Gastón mencionó que el barrio miraba siempre
con ternura la caminata de 10 metros de estos dos ancianos que, a pesar de los
huesos deteriorados y la columna encorvada, se las ingeniaban para sostenerse
el uno al otro y llegar al almacén, para repetir el proceso de vuelta e
ingresar en su casa, esa que vio crecer el vínculo por varios largos años.
Pero a veces
la tragedia es algo cotidiano de lo que uno no se salva por más bueno y
enternecedor que sea, por más joven o anciano, por más rico, por más pobre, por
más blanco, negro, asiático, budista, cristiano, o islamita que seas, la muerte
se las va a ingeniar para tocar tu pecho y arrancar tu alma, desvalijar la
conciencia y embalar tu corazón, para retirarlo de éste mundo de forma
instantánea.
A Irene le tocó, y no era sorpresa después de
una vida luchando a un malestar económico que no podía sustentar su salud, pero
daba rabia saber que una persona merecedora de vivir más de doscientos años se
escape del mundo real para introducirse en ese sueño eterno del que, hasta
ahora, nadie ha vuelto.
Era inevitable, según Gastón, que algún
sentimiento positivo se presentara el día en que el cajón que contenía el
cuerpo inerte de Irene, fue retirado de su casa luego de una larga jornada
velatoria donde Hidalgo pasó sentado junto al torso de su difunta esposa,
mirándola, como queriendo entender un idioma extraño que se basa en silencio,
un silencio que tal vez, escondía unas palabras de despedida que un viudo
quiere decir a su esposa antes de que se marche.
Pasaron
meses, y la esencia misma del barrio fue pesimista, parecía que los árboles y
la naturaleza estaban ligados a la relación de amor de éste par de ancianos,
una relación que se había esfumado del mundo, pero que el amor de uno hacia el
otro seguía vigente, acá, en el plano real y cotidiano.
Pero a veces
las palabras locura, amor, y muerte se ligan para formar una utopía trágica,e Hidalgo creyó que marcharse del plano de nuestro mundo para fundirse
eternamente con el alma de Irene era lo correcto.
Lloró
desconsoladamente, porque a veces está bueno hacerlo, que llorar es reiterar el
primer llanto del nacer, ¿Y por qué no llorar antes de morir? La tristeza le
invadía el alma mientras la soga le sostenía el cuello y el contaba los
segundos para saltar de esa silla y acabar con la agonía de la ausencia de
sentido de su vida, de su amor, de su chinita.
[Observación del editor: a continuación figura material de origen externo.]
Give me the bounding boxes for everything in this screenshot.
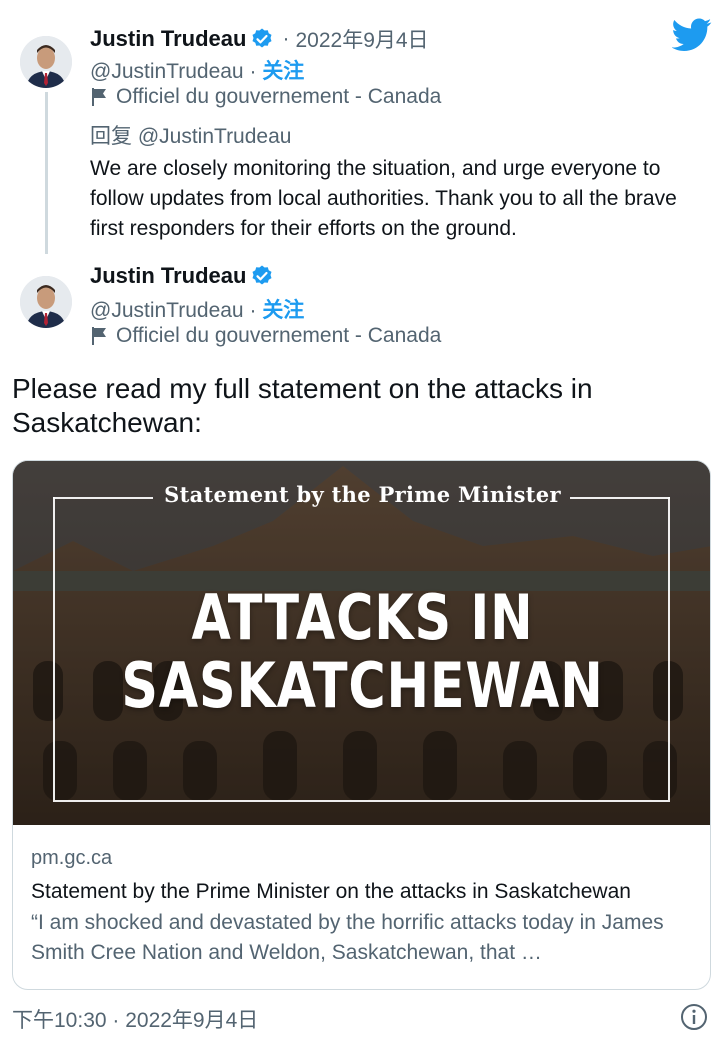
twitter-bird-icon[interactable] <box>671 18 712 52</box>
image-title-line2: SASKATCHEWAN <box>121 649 604 722</box>
follow-button[interactable]: 关注 <box>262 299 304 322</box>
flag-icon <box>90 87 108 107</box>
government-label-text: Officiel du gouvernement - Canada <box>116 85 442 108</box>
follow-separator: · <box>249 60 257 83</box>
avatar[interactable] <box>20 36 72 88</box>
card-description: “I am shocked and devastated by the horr… <box>31 911 664 964</box>
author-name[interactable]: Justin Trudeau <box>90 26 246 52</box>
reply-tweet-header: Justin Trudeau · 2022年9月4日 <box>90 24 429 54</box>
replying-to-handle[interactable]: @JustinTrudeau <box>138 125 292 148</box>
handle-row: @JustinTrudeau · 关注 <box>90 294 304 324</box>
card-body: pm.gc.ca Statement by the Prime Minister… <box>13 825 710 968</box>
follow-separator: · <box>249 299 257 322</box>
image-title-line1: ATTACKS IN <box>191 581 534 654</box>
verified-badge-icon <box>250 27 274 51</box>
replying-to-prefix: 回复 <box>90 125 132 148</box>
follow-button[interactable]: 关注 <box>262 60 304 83</box>
card-title: Statement by the Prime Minister on the a… <box>31 880 631 903</box>
flag-icon <box>90 326 108 346</box>
government-label[interactable]: Officiel du gouvernement - Canada <box>90 324 441 348</box>
tweet-timestamp[interactable]: 下午10:30 · 2022年9月4日 <box>12 1004 258 1034</box>
card-image[interactable]: Statement by the Prime Minister ATTACKS … <box>13 461 710 825</box>
link-card[interactable]: Statement by the Prime Minister ATTACKS … <box>12 460 711 990</box>
government-label[interactable]: Officiel du gouvernement - Canada <box>90 85 441 109</box>
reply-tweet-text: We are closely monitoring the situation,… <box>90 157 677 240</box>
handle-row: @JustinTrudeau · 关注 <box>90 55 304 85</box>
avatar[interactable] <box>20 276 72 328</box>
author-handle[interactable]: @JustinTrudeau <box>90 60 244 83</box>
government-label-text: Officiel du gouvernement - Canada <box>116 324 442 347</box>
main-tweet-text: Please read my full statement on the att… <box>12 373 593 438</box>
thread-connector-line <box>45 92 48 254</box>
main-tweet-header: Justin Trudeau <box>90 263 274 289</box>
replying-to: 回复 @JustinTrudeau <box>90 120 291 150</box>
verified-badge-icon <box>250 264 274 288</box>
author-handle[interactable]: @JustinTrudeau <box>90 299 244 322</box>
image-header: Statement by the Prime Minister <box>164 482 561 507</box>
info-icon[interactable] <box>680 1003 708 1031</box>
card-domain: pm.gc.ca <box>31 847 113 869</box>
author-name[interactable]: Justin Trudeau <box>90 263 246 289</box>
date-separator: · <box>282 27 290 50</box>
tweet-date[interactable]: 2022年9月4日 <box>295 24 428 54</box>
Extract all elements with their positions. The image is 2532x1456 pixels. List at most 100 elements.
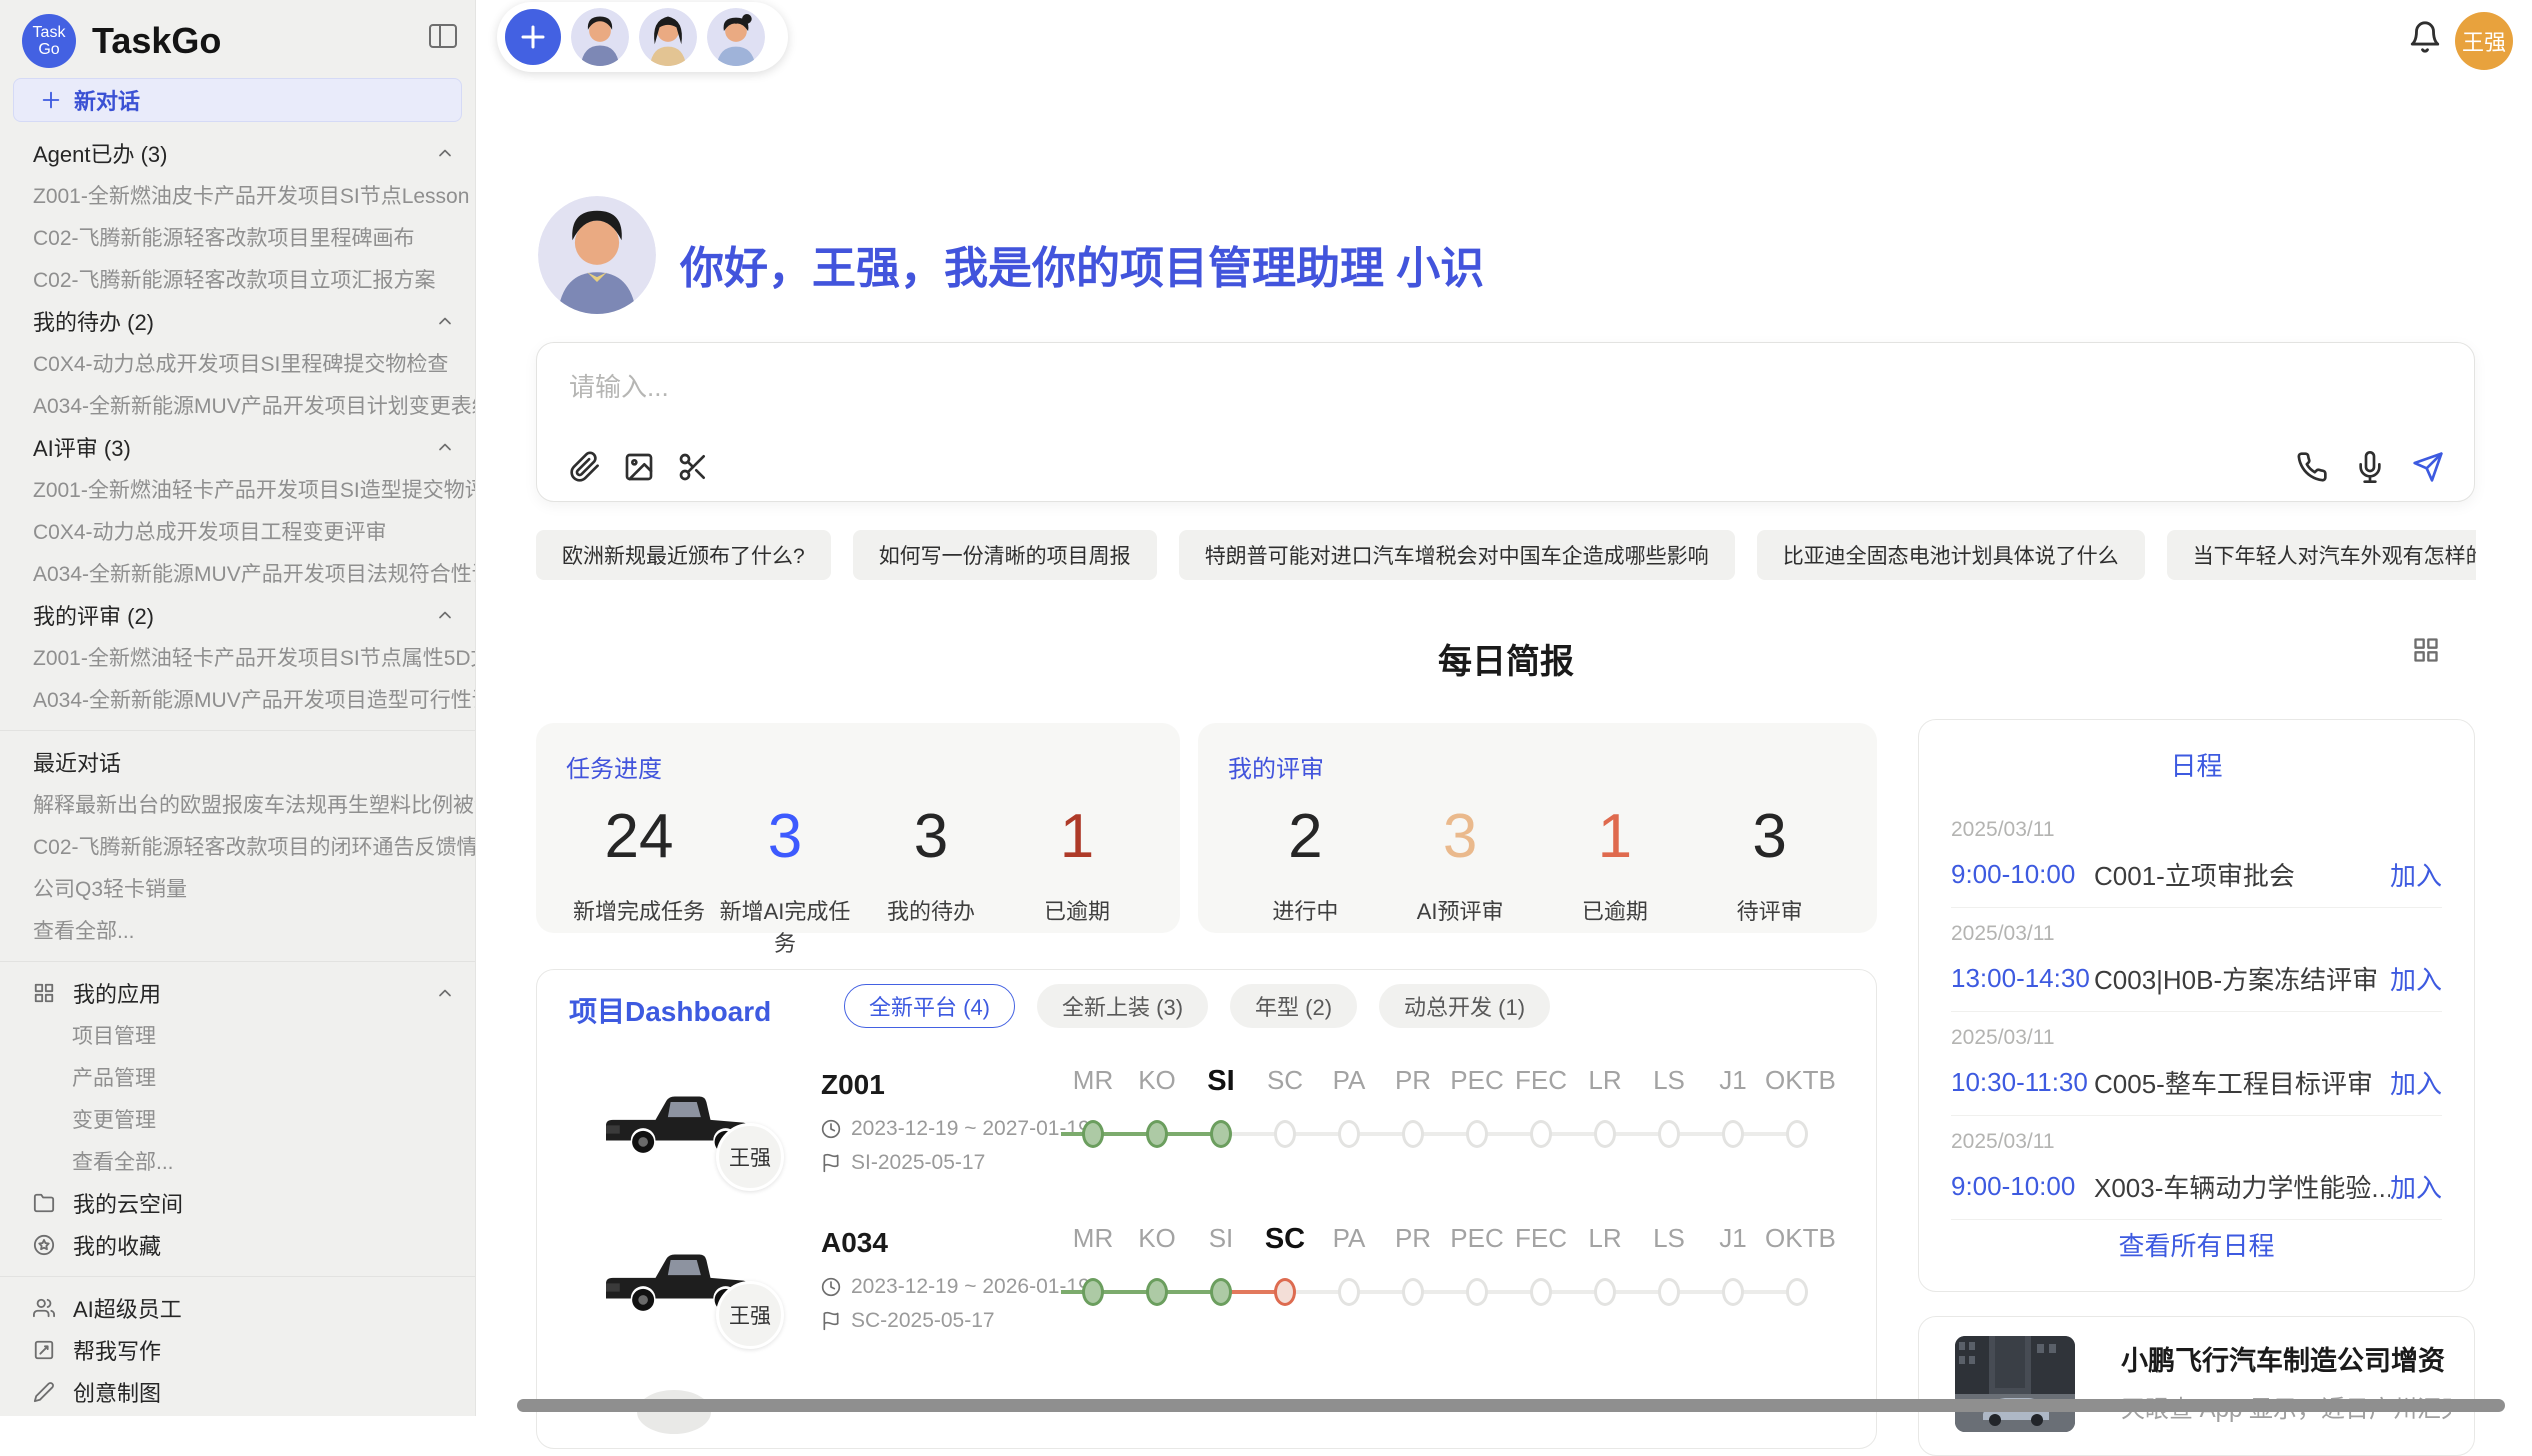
project-row[interactable]: 王强 A034 2023-12-19 ~ 2026-01-19 SC-2025-… xyxy=(537,1217,1877,1375)
project-owner-badge: 王强 xyxy=(716,1281,784,1349)
recent-chat-item[interactable]: 解释最新出台的欧盟报废车法规再生塑料比例被调至15%... xyxy=(0,783,475,825)
image-icon[interactable] xyxy=(623,451,655,483)
milestone-node xyxy=(1722,1120,1744,1148)
new-chat-button[interactable]: 新对话 xyxy=(13,78,462,122)
project-dashboard-card: 项目Dashboard 全新平台 (4) 全新上装 (3) 年型 (2) 动总开… xyxy=(536,969,1877,1449)
suggestion-chip[interactable]: 如何写一份清晰的项目周报 xyxy=(853,530,1157,580)
chat-input[interactable] xyxy=(569,367,2269,431)
sidebar-item[interactable]: A034-全新新能源MUV产品开发项目法规符合性评审 xyxy=(0,552,475,594)
milestone-label: SC xyxy=(1253,1065,1317,1098)
milestone-node xyxy=(1722,1278,1744,1306)
project-owner-badge: 王强 xyxy=(716,1123,784,1191)
user-avatar[interactable]: 王强 xyxy=(2455,12,2513,70)
suggestion-chip[interactable]: 比亚迪全固态电池计划具体说了什么 xyxy=(1757,530,2145,580)
section-agent-done[interactable]: Agent已办 (3) xyxy=(0,132,475,174)
sidebar-item-my-apps[interactable]: 我的应用 xyxy=(0,972,475,1014)
sidebar-item[interactable]: C02-飞腾新能源轻客改款项目立项汇报方案 xyxy=(0,258,475,300)
section-ai-review[interactable]: AI评审 (3) xyxy=(0,426,475,468)
milestone-node xyxy=(1786,1120,1808,1148)
recent-chat-item[interactable]: C02-飞腾新能源轻客改款项目的闭环通告反馈情况 xyxy=(0,825,475,867)
stat-column: 2 进行中 xyxy=(1228,802,1383,926)
join-meeting-link[interactable]: 加入 xyxy=(2390,1064,2442,1101)
task-progress-card: 任务进度 24 新增完成任务 3 新增AI完成任务 3 我的待办 1 已逾期 xyxy=(536,723,1180,933)
app-item-product-mgmt[interactable]: 产品管理 xyxy=(0,1056,475,1098)
stat-column: 1 已逾期 xyxy=(1538,802,1693,926)
sidebar-item-cloud-space[interactable]: 我的云空间 xyxy=(0,1182,475,1224)
tab-powertrain[interactable]: 动总开发 (1) xyxy=(1379,984,1550,1028)
agent-avatar[interactable] xyxy=(639,8,697,66)
join-meeting-link[interactable]: 加入 xyxy=(2390,960,2442,997)
section-my-review[interactable]: 我的评审 (2) xyxy=(0,594,475,636)
app-item-project-mgmt[interactable]: 项目管理 xyxy=(0,1014,475,1056)
send-icon[interactable] xyxy=(2412,451,2444,483)
suggestion-chip[interactable]: 欧洲新规最近颁布了什么? xyxy=(536,530,831,580)
flag-icon xyxy=(821,1153,841,1173)
join-meeting-link[interactable]: 加入 xyxy=(2390,856,2442,893)
project-code: Z001 xyxy=(821,1069,885,1101)
layout-grid-icon[interactable] xyxy=(2412,636,2442,666)
app-screen: Task Go TaskGo 新对话 Agent已办 (3) Z001-全新燃油… xyxy=(0,0,2532,1416)
app-item-change-mgmt[interactable]: 变更管理 xyxy=(0,1098,475,1140)
milestone-node xyxy=(1530,1278,1552,1306)
sidebar-item-creative-draw[interactable]: 创意制图 xyxy=(0,1371,475,1413)
sidebar-item[interactable]: C02-飞腾新能源轻客改款项目里程碑画布 xyxy=(0,216,475,258)
greeting-text: 你好，王强，我是你的项目管理助理 小识 xyxy=(680,232,1484,296)
recent-view-all-link[interactable]: 查看全部... xyxy=(0,909,475,951)
section-my-todo[interactable]: 我的待办 (2) xyxy=(0,300,475,342)
my-apps-label: 我的应用 xyxy=(73,977,161,1009)
sidebar-item-ai-employee[interactable]: AI超级员工 xyxy=(0,1287,475,1329)
stat-label: AI预评审 xyxy=(1383,894,1538,926)
sidebar-item[interactable]: A034-全新新能源MUV产品开发项目造型可行性评审 xyxy=(0,678,475,720)
milestone-label: J1 xyxy=(1701,1065,1765,1098)
agent-avatar[interactable] xyxy=(571,8,629,66)
sidebar-item[interactable]: C0X4-动力总成开发项目工程变更评审 xyxy=(0,510,475,552)
milestone-label: OKTB xyxy=(1765,1223,1829,1256)
sidebar-item-write-helper[interactable]: 帮我写作 xyxy=(0,1329,475,1371)
microphone-icon[interactable] xyxy=(2354,451,2386,483)
sidebar-item-favorites[interactable]: 我的收藏 xyxy=(0,1224,475,1266)
assistant-avatar xyxy=(538,196,656,314)
join-meeting-link[interactable]: 加入 xyxy=(2390,1168,2442,1205)
chevron-up-icon xyxy=(435,983,455,1003)
cloud-space-label: 我的云空间 xyxy=(73,1187,183,1219)
schedule-item: 2025/03/11 9:00-10:00 C001-立项审批会 加入 xyxy=(1951,804,2442,908)
milestone-label: PEC xyxy=(1445,1065,1509,1098)
apps-view-all-link[interactable]: 查看全部... xyxy=(0,1140,475,1182)
sidebar-collapse-icon[interactable] xyxy=(429,24,457,48)
notifications-bell-icon[interactable] xyxy=(2408,20,2444,56)
sidebar-item[interactable]: Z001-全新燃油皮卡产品开发项目SI节点Lesson Learn报告 xyxy=(0,174,475,216)
star-icon xyxy=(33,1234,55,1256)
stat-value: 3 xyxy=(712,802,858,872)
sidebar-item[interactable]: C0X4-动力总成开发项目SI里程碑提交物检查 xyxy=(0,342,475,384)
favorites-label: 我的收藏 xyxy=(73,1229,161,1261)
voice-call-icon[interactable] xyxy=(2296,451,2328,483)
project-row[interactable]: 王强 Z001 2023-12-19 ~ 2027-01-19 SI-2025-… xyxy=(537,1059,1877,1217)
stat-label: 待评审 xyxy=(1692,894,1847,926)
view-all-schedule-link[interactable]: 查看所有日程 xyxy=(1919,1226,2474,1263)
sidebar-divider xyxy=(0,730,475,731)
recent-chat-item[interactable]: 公司Q3轻卡销量 xyxy=(0,867,475,909)
news-card[interactable]: 小鹏飞行汽车制造公司增资 天眼查 App 显示，近日广州汇天飞行汽... xyxy=(1918,1316,2475,1456)
suggestion-chip[interactable]: 特朗普可能对进口汽车增税会对中国车企造成哪些影响 xyxy=(1179,530,1735,580)
tab-new-body[interactable]: 全新上装 (3) xyxy=(1037,984,1208,1028)
add-agent-button[interactable] xyxy=(505,9,561,65)
project-dates: 2023-12-19 ~ 2027-01-19 xyxy=(821,1117,1090,1141)
tab-new-platform[interactable]: 全新平台 (4) xyxy=(844,984,1015,1028)
horizontal-scrollbar[interactable] xyxy=(517,1399,2505,1412)
sidebar-item[interactable]: Z001-全新燃油轻卡产品开发项目SI造型提交物评审 xyxy=(0,468,475,510)
sidebar-lists: Agent已办 (3) Z001-全新燃油皮卡产品开发项目SI节点Lesson … xyxy=(0,122,475,1413)
sidebar-item[interactable]: Z001-全新燃油轻卡产品开发项目SI节点属性5D文件评审 xyxy=(0,636,475,678)
suggestion-chips: 欧洲新规最近颁布了什么? 如何写一份清晰的项目周报 特朗普可能对进口汽车增税会对… xyxy=(536,530,2476,580)
scissors-icon[interactable] xyxy=(677,451,709,483)
section-title: 我的评审 (2) xyxy=(33,599,154,631)
schedule-name: C003|H0B-方案冻结评审 xyxy=(2094,960,2390,997)
stat-column: 3 待评审 xyxy=(1692,802,1847,926)
stat-label: 已逾期 xyxy=(1538,894,1693,926)
tab-year-model[interactable]: 年型 (2) xyxy=(1230,984,1357,1028)
project-date-range: 2023-12-19 ~ 2026-01-19 xyxy=(851,1275,1090,1299)
attachment-icon[interactable] xyxy=(569,451,601,483)
sidebar-item[interactable]: A034-全新新能源MUV产品开发项目计划变更表编写 xyxy=(0,384,475,426)
agent-avatar[interactable] xyxy=(707,8,765,66)
schedule-name: X003-车辆动力学性能验... xyxy=(2094,1168,2390,1205)
suggestion-chip[interactable]: 当下年轻人对汽车外观有怎样的喜好趋势 xyxy=(2167,530,2476,580)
Y así murió, con lágrimas en los ojos, siendo
que se llora cada vez que se recae al
vértigo de pertenecer al mundo, un mundo cruel que le arrancó el alma para
sumirlo lentamente en la muerte.
Algunos dicen
que fue un exagerado, que a pesar de su vejez la vida le deparaba para él un
tiempo más de oportunidades, que estaba loco, y que amar de esa manera, en
éstos tiempos, es de desquiciado.
Yo, por mi
parte, creo que exagerar está bien cuando se trata de amor.